Technology has changed the way we communicate”, demikian kata H.M. McLuhan, yang menyatakan bahwa pola kehidupan manusia ditentukan oleh perkembangan dan jenis teknologi yang dikuasainya. Teknologi media merupakan inti dari peradaban manusia, yang dalam sejarahnya terbagi menjadi empat periode, yaitu: periode lisan, periode literatur, periode percetakan, dan periode elektronik pada saat ini.

Alvin Toffler menyebut periode elektronik ini sebagai gelombang ketiga (informasi) yang dimulai sejak tahun 1956, di mana sebelumnya adalah gelombang pertama (pertanian) pada tahun 8.000 SM – 1.700 M, dan gelombang kedua (industri) pada tahun 1.700 – 1956 (Nina Winangsih Syam, 2014: 56-60).

Berdasarkan technological determinism dari McLuhan di atas, maka prosedur pemeriksaan perkara perdata/perdata agama pada Peradilan Umum dan Peradilan Agama yang merujuk pada HIR dan Rbg adalah produk dari periode percetakan/industri. HIR (Herzeine Inlandsch Reglement; Staatsblad tahun 1848 Nomor 16) adalah hasil karya President Hooggerechtshof, JHR. Mr. HL. Wichers, yang diberlakukan sejak tanggal 1 Mei 1948 untuk Jawa dan Madura. Adapun Rbg (Rechtsreglement voor de Buitengewesten; Staatsblad tahun 1927 Nomor 227) disusun oleh Gubernur Jenderal Hindia Belanda dan berlaku sejak tanggal 1 Juli 1927).

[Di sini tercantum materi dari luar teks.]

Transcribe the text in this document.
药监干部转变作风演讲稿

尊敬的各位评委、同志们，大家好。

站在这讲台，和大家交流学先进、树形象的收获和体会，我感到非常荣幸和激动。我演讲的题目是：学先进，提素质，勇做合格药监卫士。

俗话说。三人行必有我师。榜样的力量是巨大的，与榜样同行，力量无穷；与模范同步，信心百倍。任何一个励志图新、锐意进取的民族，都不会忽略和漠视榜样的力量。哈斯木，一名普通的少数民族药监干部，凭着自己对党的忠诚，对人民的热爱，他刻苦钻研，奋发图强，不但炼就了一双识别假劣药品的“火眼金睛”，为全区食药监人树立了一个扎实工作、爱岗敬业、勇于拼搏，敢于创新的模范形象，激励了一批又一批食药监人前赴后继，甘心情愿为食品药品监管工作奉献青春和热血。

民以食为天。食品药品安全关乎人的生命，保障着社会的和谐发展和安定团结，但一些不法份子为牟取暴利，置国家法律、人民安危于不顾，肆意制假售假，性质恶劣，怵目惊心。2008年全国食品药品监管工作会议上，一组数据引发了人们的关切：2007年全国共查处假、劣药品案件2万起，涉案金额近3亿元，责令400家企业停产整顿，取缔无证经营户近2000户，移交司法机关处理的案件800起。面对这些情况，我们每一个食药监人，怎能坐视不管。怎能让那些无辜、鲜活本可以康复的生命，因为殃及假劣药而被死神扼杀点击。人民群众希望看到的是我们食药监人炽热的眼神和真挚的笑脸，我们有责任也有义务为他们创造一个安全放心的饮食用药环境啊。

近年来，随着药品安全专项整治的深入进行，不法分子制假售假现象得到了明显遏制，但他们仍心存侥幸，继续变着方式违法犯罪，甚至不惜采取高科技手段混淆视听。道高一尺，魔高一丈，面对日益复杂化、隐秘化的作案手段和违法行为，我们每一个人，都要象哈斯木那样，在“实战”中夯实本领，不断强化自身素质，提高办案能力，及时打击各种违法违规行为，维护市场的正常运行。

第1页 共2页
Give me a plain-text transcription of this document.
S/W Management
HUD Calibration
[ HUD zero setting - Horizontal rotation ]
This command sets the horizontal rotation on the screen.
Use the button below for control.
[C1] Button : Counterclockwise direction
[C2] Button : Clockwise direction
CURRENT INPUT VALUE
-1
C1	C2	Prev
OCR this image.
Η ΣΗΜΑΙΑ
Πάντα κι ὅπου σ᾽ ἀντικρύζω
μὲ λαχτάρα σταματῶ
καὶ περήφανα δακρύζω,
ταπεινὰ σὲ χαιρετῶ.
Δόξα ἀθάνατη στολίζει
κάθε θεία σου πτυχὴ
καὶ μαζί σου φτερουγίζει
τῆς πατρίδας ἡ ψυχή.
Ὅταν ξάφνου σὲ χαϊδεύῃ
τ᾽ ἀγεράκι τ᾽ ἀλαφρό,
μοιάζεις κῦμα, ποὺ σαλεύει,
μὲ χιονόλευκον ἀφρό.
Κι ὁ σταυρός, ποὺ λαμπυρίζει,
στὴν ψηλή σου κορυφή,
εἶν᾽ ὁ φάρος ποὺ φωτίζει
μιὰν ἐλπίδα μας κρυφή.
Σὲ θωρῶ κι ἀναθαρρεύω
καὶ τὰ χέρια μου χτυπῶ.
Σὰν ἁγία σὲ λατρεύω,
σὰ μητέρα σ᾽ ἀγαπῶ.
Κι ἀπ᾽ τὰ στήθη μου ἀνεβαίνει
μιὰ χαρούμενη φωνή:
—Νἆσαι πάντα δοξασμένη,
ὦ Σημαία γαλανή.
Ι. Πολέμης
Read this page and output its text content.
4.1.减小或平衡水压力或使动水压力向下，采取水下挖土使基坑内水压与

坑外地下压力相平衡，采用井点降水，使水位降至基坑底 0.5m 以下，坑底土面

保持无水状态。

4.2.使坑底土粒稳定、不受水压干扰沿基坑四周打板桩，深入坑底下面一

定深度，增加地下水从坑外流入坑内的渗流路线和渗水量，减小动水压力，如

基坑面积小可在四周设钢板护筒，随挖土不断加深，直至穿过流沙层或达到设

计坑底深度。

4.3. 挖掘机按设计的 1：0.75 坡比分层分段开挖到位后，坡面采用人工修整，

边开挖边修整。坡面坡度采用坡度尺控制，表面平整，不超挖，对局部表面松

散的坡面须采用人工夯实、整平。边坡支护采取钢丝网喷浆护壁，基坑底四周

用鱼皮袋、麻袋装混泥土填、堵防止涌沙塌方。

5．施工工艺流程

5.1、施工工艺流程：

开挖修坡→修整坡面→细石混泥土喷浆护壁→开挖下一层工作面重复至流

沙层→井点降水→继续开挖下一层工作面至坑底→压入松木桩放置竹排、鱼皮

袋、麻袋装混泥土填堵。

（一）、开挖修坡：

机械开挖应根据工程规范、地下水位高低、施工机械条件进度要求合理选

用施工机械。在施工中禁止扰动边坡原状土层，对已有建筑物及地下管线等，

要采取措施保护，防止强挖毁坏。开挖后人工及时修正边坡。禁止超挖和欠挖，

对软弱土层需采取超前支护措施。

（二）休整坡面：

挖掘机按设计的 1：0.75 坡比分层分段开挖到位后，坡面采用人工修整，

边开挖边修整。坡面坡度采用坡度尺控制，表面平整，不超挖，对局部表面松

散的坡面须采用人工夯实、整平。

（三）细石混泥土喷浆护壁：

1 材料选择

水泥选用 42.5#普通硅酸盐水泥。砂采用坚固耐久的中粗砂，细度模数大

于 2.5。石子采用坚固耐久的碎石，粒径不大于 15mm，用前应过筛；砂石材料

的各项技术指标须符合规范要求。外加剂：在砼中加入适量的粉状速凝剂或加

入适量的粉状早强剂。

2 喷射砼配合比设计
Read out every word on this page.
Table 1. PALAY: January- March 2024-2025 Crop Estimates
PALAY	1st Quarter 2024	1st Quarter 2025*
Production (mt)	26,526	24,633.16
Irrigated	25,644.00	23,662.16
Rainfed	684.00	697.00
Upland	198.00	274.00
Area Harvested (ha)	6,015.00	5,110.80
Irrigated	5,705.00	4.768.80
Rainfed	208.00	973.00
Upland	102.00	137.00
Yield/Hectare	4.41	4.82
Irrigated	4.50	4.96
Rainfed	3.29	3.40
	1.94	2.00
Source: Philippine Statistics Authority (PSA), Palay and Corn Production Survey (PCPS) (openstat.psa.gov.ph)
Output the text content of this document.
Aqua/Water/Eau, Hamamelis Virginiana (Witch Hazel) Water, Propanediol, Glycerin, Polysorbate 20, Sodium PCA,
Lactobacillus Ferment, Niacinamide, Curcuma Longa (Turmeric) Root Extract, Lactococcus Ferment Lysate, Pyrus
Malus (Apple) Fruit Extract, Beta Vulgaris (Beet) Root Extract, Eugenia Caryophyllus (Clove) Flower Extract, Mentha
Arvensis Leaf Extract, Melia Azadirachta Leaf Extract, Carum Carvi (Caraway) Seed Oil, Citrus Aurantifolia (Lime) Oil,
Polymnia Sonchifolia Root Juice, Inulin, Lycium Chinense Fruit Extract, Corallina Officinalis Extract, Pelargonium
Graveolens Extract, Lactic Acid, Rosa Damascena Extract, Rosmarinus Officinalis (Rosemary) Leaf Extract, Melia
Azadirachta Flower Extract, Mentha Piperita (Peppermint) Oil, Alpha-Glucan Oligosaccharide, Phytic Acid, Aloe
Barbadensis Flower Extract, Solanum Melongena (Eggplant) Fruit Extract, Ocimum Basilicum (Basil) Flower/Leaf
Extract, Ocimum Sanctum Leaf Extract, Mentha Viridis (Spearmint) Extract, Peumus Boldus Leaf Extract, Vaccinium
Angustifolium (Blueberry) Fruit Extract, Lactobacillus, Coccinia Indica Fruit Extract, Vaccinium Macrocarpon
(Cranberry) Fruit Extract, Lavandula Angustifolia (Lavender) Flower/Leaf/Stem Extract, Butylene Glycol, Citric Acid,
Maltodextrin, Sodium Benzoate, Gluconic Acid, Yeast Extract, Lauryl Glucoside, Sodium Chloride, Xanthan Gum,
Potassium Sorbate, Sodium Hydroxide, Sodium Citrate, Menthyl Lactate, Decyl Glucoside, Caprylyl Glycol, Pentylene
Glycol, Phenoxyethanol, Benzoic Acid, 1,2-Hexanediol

Demikian juga prosedur pemeriksaan perkara tata usaha negara pada dasarnya adalah mirip dengan pemeriksaan perkara perdata, yang notabene adalah produk periode percetakan/industri (Penjelasan Umum UU Nomor 5 Tahun 1986 tentang Peradilan Tata Usaha Negara pada angka 5). Prosedur pemeriksaan perkara dan jenis alat bukti sebagaimana tersebut pada dasarnya telah dapat mengantar hakim mewujudkan keadilan, karena prosedur tersebut telah memenuhi nilai-nilai (prinsip) pokok yang harus terkandung dalam pemeriksaan perkara perdata dan tata usaha negara (Purnadi Purbacaraka dan Ridwan Halim, 1983: 1-7).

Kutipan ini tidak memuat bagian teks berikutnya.